Capítulo 18

Cuando Rojas llegó al Colegio, ya hacía rato que había amanecido, aunque en ese momento esto era mucho decir, pues el cielo estaba tan negro y encapotado que el día apenas se distinguía de la noche. De hecho, sólo la nieve recién caída en esos días contrastaba un poco con la oscuridad reinante. Justo en la entrada, se cruzó con el maestrescuela, que venía con el semblante preocupado.

—Gracias a Dios que os encuentro —exclamó al ver a Rojas—. Pero ¿dónde os habíais metido? ¿No vendréis de algún garito o taberna?

—Lamento defraudaros —contestó Rojas con ironía—, pero he estado toda la noche en el convento de San Francisco, donde he hecho importantes averiguaciones sobre el caso. Es más, todo parece indicar que estoy muy cerca de resolverlo. Tan sólo me falta atar algunos cabos.

—¿Ah, sí?

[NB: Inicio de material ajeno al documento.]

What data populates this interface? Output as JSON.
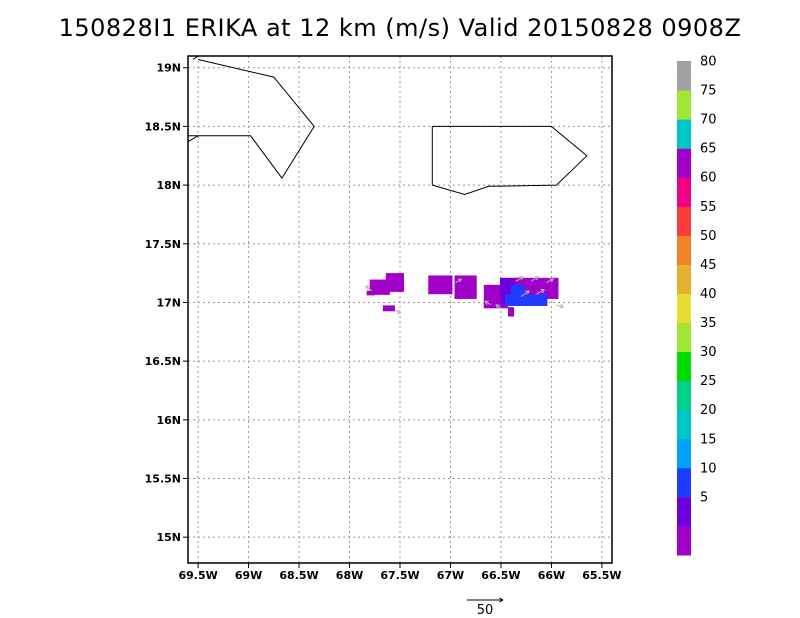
{
  "title": "150828I1 ERIKA at 12 km (m/s) Valid 20150828 0908Z",
  "map": {
    "lon_range": [
      -69.6,
      -65.4
    ],
    "lat_range": [
      14.78,
      19.1
    ],
    "x_ticks": [
      {
        "lon": -69.5,
        "label": "69.5W"
      },
      {
        "lon": -69.0,
        "label": "69W"
      },
      {
        "lon": -68.5,
        "label": "68.5W"
      },
      {
        "lon": -68.0,
        "label": "68W"
      },
      {
        "lon": -67.5,
        "label": "67.5W"
      },
      {
        "lon": -67.0,
        "label": "67W"
      },
      {
        "lon": -66.5,
        "label": "66.5W"
      },
      {
        "lon": -66.0,
        "label": "66W"
      },
      {
        "lon": -65.5,
        "label": "65.5W"
      }
    ],
    "y_ticks": [
      {
        "lat": 19.0,
        "label": "19N"
      },
      {
        "lat": 18.5,
        "label": "18.5N"
      },
      {
        "lat": 18.0,
        "label": "18N"
      },
      {
        "lat": 17.5,
        "label": "17.5N"
      },
      {
        "lat": 17.0,
        "label": "17N"
      },
      {
        "lat": 16.5,
        "label": "16.5N"
      },
      {
        "lat": 16.0,
        "label": "16N"
      },
      {
        "lat": 15.5,
        "label": "15.5N"
      },
      {
        "lat": 15.0,
        "label": "15N"
      }
    ],
    "coastlines": [
      [
        [
          -69.55,
          19.07
        ],
        [
          -69.5,
          19.1
        ]
      ],
      [
        [
          -69.5,
          19.07
        ],
        [
          -68.75,
          18.92
        ],
        [
          -68.35,
          18.5
        ],
        [
          -68.67,
          18.06
        ],
        [
          -68.98,
          18.42
        ],
        [
          -69.6,
          18.42
        ]
      ],
      [
        [
          -69.6,
          18.37
        ],
        [
          -69.5,
          18.42
        ]
      ],
      [
        [
          -67.18,
          18.5
        ],
        [
          -66.0,
          18.5
        ],
        [
          -65.65,
          18.25
        ],
        [
          -65.95,
          18.0
        ],
        [
          -66.62,
          17.99
        ],
        [
          -66.86,
          17.92
        ],
        [
          -67.18,
          18.0
        ],
        [
          -67.18,
          18.5
        ]
      ]
    ],
    "colorbar": {
      "levels": [
        {
          "label": "",
          "color": "#a000c8"
        },
        {
          "label": "5",
          "color": "#6e00dc"
        },
        {
          "label": "10",
          "color": "#1e3cff"
        },
        {
          "label": "15",
          "color": "#00a0ff"
        },
        {
          "label": "20",
          "color": "#00c8c8"
        },
        {
          "label": "25",
          "color": "#00d28c"
        },
        {
          "label": "30",
          "color": "#00dc00"
        },
        {
          "label": "35",
          "color": "#a0e632"
        },
        {
          "label": "40",
          "color": "#e6dc32"
        },
        {
          "label": "45",
          "color": "#e6af2d"
        },
        {
          "label": "50",
          "color": "#f08228"
        },
        {
          "label": "55",
          "color": "#fa3c3c"
        },
        {
          "label": "60",
          "color": "#f00082"
        },
        {
          "label": "65",
          "color": "#a000c8"
        },
        {
          "label": "70",
          "color": "#00c8c8"
        },
        {
          "label": "75",
          "color": "#a0e632"
        },
        {
          "label": "80",
          "color": "#a0a0a0"
        }
      ]
    },
    "wind_cells": [
      {
        "lon": -67.79,
        "lat": 17.08,
        "level": 0,
        "w": 0.08,
        "h": 0.04
      },
      {
        "lon": -67.7,
        "lat": 17.13,
        "level": 0,
        "w": 0.2,
        "h": 0.13
      },
      {
        "lon": -67.55,
        "lat": 17.17,
        "level": 0,
        "w": 0.18,
        "h": 0.16
      },
      {
        "lon": -67.61,
        "lat": 16.95,
        "level": 0,
        "w": 0.12,
        "h": 0.05
      },
      {
        "lon": -67.1,
        "lat": 17.15,
        "level": 0,
        "w": 0.24,
        "h": 0.16
      },
      {
        "lon": -66.85,
        "lat": 17.13,
        "level": 0,
        "w": 0.22,
        "h": 0.2
      },
      {
        "lon": -66.55,
        "lat": 17.05,
        "level": 0,
        "w": 0.24,
        "h": 0.2
      },
      {
        "lon": -66.4,
        "lat": 17.1,
        "level": 1,
        "w": 0.22,
        "h": 0.22
      },
      {
        "lon": -66.15,
        "lat": 17.12,
        "level": 0,
        "w": 0.44,
        "h": 0.18
      },
      {
        "lon": -66.25,
        "lat": 17.02,
        "level": 2,
        "w": 0.42,
        "h": 0.1
      },
      {
        "lon": -66.33,
        "lat": 17.1,
        "level": 2,
        "w": 0.14,
        "h": 0.1
      },
      {
        "lon": -66.4,
        "lat": 16.92,
        "level": 0,
        "w": 0.06,
        "h": 0.08
      }
    ],
    "wind_vectors": [
      {
        "lon": -67.78,
        "lat": 17.1,
        "u": -0.06,
        "v": 0.04
      },
      {
        "lon": -67.55,
        "lat": 16.93,
        "u": 0.06,
        "v": -0.02
      },
      {
        "lon": -66.95,
        "lat": 17.17,
        "u": 0.06,
        "v": 0.03
      },
      {
        "lon": -66.6,
        "lat": 16.98,
        "u": -0.06,
        "v": 0.03
      },
      {
        "lon": -66.35,
        "lat": 17.18,
        "u": 0.07,
        "v": 0.04
      },
      {
        "lon": -66.2,
        "lat": 17.18,
        "u": 0.07,
        "v": 0.04
      },
      {
        "lon": -66.05,
        "lat": 17.17,
        "u": 0.07,
        "v": 0.03
      },
      {
        "lon": -66.3,
        "lat": 17.05,
        "u": 0.08,
        "v": 0.05
      },
      {
        "lon": -66.15,
        "lat": 17.07,
        "u": 0.08,
        "v": 0.04
      },
      {
        "lon": -65.95,
        "lat": 16.98,
        "u": 0.07,
        "v": -0.02
      },
      {
        "lon": -66.5,
        "lat": 16.95,
        "u": -0.05,
        "v": 0.03
      }
    ],
    "reference_vector": {
      "label": "50"
    }
  }
}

Me alegra mucho oír eso.

—En cuanto todo esté listo, hablaré con vos.

—¿Y no podéis adelantarme nada?

—Como me temía, se trata de una venganza relacionada con la guerra de los bandos, de eso no hay ninguna duda. Lo que no sé aún es quién se encuentra detrás de los crímenes. Pero ahora ya sé dónde debo buscar.

—¿Y cómo habéis llegado a esa conclusión?

—La clave está en el archivo de los Linajes; mi amigo fray Germán me está ayudando mucho en ello.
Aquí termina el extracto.